Editorial: 'Scouting Ireland's priority must be welfare of victims'
We have long lost the excuse of helplessness in the face of the suffering of children.
This is after all the 21st century.
The decades of darkness, cover-up and denial which characterised Church abuse scandals ought surely to have been sufficient to guarantee every safeguard and sanction to protect the young would be firmly in place.
Yet there is to be no respite from shocking revelations, as the audit of Scouting Ireland's records shows.
As many of 108 alleged child abuse victims have been found, and the number is likely to increase.
An inspection of files found evidence of 71 alleged abusers.

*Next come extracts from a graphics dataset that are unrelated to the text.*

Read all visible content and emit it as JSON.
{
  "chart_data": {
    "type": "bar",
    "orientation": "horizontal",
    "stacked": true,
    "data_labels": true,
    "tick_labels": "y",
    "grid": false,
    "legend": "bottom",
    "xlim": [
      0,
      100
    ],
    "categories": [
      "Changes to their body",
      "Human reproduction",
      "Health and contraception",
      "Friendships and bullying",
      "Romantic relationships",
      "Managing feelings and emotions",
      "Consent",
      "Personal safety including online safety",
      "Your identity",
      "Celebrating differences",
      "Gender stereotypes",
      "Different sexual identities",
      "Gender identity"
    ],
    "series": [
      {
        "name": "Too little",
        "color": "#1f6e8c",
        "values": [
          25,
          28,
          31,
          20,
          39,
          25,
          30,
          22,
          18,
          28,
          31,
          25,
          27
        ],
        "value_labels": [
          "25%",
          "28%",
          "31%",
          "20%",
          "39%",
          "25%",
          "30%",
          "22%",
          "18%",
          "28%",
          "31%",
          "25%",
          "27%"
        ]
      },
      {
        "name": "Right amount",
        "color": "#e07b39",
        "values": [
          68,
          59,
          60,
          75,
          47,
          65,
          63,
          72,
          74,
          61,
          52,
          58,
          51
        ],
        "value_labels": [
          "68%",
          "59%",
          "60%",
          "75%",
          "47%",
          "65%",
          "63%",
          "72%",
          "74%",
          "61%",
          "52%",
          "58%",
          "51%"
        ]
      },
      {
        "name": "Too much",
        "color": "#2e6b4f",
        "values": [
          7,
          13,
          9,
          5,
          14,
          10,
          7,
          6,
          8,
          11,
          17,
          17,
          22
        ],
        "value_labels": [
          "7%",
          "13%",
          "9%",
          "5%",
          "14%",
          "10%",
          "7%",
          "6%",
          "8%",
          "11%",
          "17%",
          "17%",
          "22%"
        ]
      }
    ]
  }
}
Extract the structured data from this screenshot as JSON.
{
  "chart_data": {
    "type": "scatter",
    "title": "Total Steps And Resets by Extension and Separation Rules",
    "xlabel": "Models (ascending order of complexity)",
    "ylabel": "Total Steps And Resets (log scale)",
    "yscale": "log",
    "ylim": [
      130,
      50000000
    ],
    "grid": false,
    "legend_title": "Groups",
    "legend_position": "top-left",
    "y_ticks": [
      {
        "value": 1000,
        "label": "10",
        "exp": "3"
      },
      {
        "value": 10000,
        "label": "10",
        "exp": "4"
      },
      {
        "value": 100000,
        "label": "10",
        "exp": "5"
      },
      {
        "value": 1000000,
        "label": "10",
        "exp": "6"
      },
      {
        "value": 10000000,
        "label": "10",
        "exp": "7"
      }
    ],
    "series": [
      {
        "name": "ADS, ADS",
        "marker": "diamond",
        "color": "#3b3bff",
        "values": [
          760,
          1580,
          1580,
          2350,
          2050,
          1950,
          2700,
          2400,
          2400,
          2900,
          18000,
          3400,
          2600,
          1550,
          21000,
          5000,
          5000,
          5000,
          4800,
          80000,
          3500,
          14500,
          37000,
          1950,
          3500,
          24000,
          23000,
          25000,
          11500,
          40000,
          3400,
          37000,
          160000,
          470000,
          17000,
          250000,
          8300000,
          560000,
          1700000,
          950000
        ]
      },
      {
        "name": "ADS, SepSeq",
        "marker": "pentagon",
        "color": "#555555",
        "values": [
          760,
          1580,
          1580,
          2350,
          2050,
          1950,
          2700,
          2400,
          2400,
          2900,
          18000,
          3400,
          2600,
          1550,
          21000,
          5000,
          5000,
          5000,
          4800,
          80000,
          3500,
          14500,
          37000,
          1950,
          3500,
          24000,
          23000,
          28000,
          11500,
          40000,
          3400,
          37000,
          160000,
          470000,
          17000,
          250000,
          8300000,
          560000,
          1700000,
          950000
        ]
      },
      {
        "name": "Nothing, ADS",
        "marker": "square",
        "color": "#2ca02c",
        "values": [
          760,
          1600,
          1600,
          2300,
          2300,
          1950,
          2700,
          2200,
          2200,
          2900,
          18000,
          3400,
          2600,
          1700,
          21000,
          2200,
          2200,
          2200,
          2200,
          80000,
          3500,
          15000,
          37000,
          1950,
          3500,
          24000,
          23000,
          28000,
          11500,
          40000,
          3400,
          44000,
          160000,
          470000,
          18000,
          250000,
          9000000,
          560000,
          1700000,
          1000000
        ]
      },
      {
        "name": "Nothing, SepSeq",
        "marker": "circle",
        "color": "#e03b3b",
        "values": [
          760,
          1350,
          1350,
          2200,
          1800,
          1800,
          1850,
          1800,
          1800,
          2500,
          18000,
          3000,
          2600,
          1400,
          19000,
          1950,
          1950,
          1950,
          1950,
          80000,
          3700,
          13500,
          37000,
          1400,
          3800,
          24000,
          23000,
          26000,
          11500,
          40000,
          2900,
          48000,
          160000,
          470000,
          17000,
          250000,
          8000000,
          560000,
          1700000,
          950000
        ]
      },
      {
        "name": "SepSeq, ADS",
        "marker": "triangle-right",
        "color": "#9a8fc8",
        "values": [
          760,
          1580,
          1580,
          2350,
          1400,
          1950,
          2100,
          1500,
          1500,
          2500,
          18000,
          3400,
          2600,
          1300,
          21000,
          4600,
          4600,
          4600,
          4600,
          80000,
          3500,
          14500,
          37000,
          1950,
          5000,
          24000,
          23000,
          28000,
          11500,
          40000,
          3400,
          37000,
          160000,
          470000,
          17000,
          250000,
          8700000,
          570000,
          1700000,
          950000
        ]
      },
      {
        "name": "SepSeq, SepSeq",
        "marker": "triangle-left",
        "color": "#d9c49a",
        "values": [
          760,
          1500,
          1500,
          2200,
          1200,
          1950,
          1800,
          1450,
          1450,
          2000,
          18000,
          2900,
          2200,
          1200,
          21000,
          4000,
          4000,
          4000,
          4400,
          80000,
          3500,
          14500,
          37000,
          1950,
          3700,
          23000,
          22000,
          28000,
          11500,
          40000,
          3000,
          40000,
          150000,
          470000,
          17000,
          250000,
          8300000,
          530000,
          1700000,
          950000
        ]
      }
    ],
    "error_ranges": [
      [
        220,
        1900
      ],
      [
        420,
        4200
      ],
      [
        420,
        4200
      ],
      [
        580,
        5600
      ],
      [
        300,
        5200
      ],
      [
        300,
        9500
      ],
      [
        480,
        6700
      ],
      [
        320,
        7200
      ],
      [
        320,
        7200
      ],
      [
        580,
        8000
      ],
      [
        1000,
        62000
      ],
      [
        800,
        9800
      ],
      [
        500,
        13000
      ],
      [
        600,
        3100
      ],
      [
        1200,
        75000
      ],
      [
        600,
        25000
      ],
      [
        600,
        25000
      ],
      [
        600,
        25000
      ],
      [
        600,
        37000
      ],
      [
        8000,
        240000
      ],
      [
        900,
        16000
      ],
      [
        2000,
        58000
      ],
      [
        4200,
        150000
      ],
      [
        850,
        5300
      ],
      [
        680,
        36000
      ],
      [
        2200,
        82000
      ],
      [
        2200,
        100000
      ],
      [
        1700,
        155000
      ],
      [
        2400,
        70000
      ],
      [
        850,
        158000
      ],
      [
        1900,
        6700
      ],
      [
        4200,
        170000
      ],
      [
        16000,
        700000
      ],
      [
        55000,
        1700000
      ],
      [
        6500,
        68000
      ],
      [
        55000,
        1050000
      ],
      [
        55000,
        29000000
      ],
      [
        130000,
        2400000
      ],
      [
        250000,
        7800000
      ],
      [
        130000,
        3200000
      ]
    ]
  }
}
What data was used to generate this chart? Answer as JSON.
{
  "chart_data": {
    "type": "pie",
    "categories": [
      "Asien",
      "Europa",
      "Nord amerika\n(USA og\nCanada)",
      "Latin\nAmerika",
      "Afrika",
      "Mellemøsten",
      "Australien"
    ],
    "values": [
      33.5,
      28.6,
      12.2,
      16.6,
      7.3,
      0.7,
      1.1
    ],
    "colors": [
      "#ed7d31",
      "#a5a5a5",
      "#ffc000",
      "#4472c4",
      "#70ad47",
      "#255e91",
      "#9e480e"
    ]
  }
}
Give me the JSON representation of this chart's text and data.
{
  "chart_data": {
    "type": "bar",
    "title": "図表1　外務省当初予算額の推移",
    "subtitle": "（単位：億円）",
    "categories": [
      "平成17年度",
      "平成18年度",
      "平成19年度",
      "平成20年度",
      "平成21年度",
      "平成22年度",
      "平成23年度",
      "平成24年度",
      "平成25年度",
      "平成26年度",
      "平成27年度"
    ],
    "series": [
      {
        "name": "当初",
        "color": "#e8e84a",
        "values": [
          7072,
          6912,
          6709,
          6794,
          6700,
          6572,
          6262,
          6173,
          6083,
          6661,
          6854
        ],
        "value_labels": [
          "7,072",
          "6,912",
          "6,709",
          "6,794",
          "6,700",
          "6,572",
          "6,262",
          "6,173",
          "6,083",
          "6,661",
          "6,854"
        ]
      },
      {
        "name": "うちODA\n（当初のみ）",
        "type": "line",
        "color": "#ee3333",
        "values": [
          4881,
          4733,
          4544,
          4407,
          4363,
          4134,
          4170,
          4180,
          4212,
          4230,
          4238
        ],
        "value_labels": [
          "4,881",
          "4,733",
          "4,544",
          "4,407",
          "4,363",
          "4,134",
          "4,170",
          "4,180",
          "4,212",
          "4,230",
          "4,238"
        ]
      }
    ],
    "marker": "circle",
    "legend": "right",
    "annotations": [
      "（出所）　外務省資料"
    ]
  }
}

According to Children's Minister Katherine Zappone: "None of the alleged abusers is still working with Scouting Ireland."
Ms Zappone said she found the information "extremely distressing".
Scouting Ireland was formed in 2004, after a merger of the Scout Association of Ireland and the Catholic Boy Scouts of Ireland.
These cases were uncovered by safeguarding expert Ian Elliott, in a probe of the organisation's past child protection files.
It is understood that the incidents happened in the 1960s, '70s and '80s.
Rigid compliance with the highest level of child protection is the very least we must demand to honour the legacy of pain suffered by survivors.
Yet in the past year Scouting Ireland has found itself mired in controversy over its handling of a rape allegation. Indeed Ms Zappone was driven to suspend the organisation's State funding over a lack of confidence in governance.
The entire board was replaced and Ms Zappone has provisionally reinstated public funding. Full transparency and total co-operation with all investigations must be insisted upon. There can be no repetition of past patterns, engineered for the protection of institutions at the expense of all else, as witnessed in other inquiries.
The abuse scandals were not just an indelible stain on the Church. They were a shocking indictment of our society as a whole.
Just as nowhere should have been safer for children than the Church, Scouting Ireland and all organisations involving children are the repositories of public trust, and must reflect the highest standards.
Any betrayal can have catastrophic and irreversible consequences.
It seems astonishing that such a high number of cases could suddenly come into the public arena. Why it has taken so long for these stories to emerge will no doubt eventually come to light.
While many of the perpetrators may well be deceased, the survivors are living with the anguish and scars of betrayal.
Their care and welfare must now be the most urgent priority for the State and Scouting Ireland.